C’è poi un altro lato, meno nobile: alcuni genitori oggi preferiscono le figlie non tanto per ragioni etiche, quanto perché sterotipicamente considerate più calme, meno problematiche, più predisposte alla cura e all'ascsolto. E questo ovviamente è un altro tipo di bias che ok, non uccide alla nascita, ma non è nemmeno premiante. Infine, nel Nord del mondo, sappiamo che i maschi stanno mostrando difficoltà: sfruttano meno l’istruzione, diventano più spesso adulti inadatti che rischiano di vivere più ai margini mentre le donne avanzano. Ma non abbastanza: le discriminazioni esistono e resistono, quindi perché desiderare di mettere al mondo una persona che di certo sarà discriminata?
sapendo quanto è difficile essere donna, perché volere una bambina?
L'idea di base è che si vuole, si desidera, una bambina non perché una donna oggi è libera, sostenuta, dotata di pari diritti, ma perché può sembrare “più facile”. Questo è una fetta di paternalismo modernizzato, né meno ingannevole né meno opprimente. Quelle bambine che oggi nascono e che sono volute vivono in un mondo in cui ancora le disparità sono ancora drammatiche: violenze di genere, divario salariale, doppio carico di cura, sotto-rappresentanza nella politica e nella scienza, aspettative sociali angoscianti.

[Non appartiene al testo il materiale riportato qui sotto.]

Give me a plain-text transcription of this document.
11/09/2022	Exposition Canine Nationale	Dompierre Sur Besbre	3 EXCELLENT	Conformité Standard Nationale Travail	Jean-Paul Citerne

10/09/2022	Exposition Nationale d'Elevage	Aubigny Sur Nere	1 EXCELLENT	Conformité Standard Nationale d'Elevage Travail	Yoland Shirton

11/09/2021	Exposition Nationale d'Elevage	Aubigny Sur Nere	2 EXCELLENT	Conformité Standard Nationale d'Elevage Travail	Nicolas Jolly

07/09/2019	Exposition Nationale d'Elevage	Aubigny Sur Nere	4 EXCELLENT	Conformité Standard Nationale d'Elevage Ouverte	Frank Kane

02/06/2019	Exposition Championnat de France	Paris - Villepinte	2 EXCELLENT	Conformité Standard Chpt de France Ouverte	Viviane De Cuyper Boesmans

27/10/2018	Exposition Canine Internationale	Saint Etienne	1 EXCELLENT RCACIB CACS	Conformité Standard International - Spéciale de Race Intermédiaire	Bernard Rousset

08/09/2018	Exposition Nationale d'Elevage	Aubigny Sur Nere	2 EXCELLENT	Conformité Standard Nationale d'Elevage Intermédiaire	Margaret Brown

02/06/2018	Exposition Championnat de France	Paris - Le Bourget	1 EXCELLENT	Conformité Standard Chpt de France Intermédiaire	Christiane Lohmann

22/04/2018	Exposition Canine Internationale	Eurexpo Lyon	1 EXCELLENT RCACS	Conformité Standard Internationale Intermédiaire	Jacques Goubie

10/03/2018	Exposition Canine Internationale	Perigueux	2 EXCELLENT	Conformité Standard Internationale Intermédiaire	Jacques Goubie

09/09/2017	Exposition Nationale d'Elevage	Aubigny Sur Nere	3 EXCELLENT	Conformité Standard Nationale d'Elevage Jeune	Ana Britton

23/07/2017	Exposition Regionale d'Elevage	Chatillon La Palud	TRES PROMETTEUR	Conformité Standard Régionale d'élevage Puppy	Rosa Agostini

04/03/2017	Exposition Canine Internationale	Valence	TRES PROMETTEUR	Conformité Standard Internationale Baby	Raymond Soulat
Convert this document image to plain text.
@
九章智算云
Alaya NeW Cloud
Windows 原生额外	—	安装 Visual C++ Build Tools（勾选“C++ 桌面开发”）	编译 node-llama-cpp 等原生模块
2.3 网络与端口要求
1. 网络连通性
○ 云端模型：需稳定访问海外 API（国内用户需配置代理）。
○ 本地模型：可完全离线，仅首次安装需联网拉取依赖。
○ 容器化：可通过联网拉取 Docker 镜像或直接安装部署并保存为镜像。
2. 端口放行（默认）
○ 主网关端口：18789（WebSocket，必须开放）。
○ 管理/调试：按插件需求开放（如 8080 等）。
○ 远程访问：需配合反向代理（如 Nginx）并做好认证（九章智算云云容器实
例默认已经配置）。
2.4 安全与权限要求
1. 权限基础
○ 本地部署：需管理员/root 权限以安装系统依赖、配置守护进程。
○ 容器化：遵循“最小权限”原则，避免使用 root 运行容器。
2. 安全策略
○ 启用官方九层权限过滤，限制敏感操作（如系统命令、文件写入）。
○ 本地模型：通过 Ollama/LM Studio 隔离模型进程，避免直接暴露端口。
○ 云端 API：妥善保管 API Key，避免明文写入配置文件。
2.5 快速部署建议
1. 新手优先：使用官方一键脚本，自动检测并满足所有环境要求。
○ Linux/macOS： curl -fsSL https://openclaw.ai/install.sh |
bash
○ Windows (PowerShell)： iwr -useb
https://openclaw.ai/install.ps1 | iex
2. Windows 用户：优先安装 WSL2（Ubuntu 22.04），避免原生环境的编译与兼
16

Allora non ci resta che fare alcune altre ipotesi che spiegano questa apparente contraddizione: forse molti genitori che desiderano una bambina hanno una percezione falsata del “reale valore sociale” della donna. In molte società le donne sono oggi più istruite, più presenti nel mercato del lavoro e più centrali nella gestione familiare e questo ha cambiato la percezione genitoriale nel senso che una figlia non è più vista come “un peso” o “una futura sposa da mantenere nell'attesa che qualcun altro lo faccia”. E forse per molti genitori è sufficiente.
preferire una bambina (se i motivi sono sbagliati) è una discriminazione
In alcuni Paesi occidentali i maschi sono percepiti come meno performanti sul piano scolastico e lavorativo rispetto alle coetanee. Le statistiche (anche italiane) mostrano più abbandoni scolastici, maggiore rischio di disoccupazione e difficoltà a raggiungere l’indipendenza economica. C'è poi un dato culturale: le figlie vengono considerate più legate ai genitori, più attente ai bisogni familiari e più disponibili alla cura in età adulta. Molti genitori, soprattutto in società che invecchiano rapidamente, desiderano una figlia perché credono che sarà lei ad assicurare loro sostegno emotivo e pratico nella vecchiaia.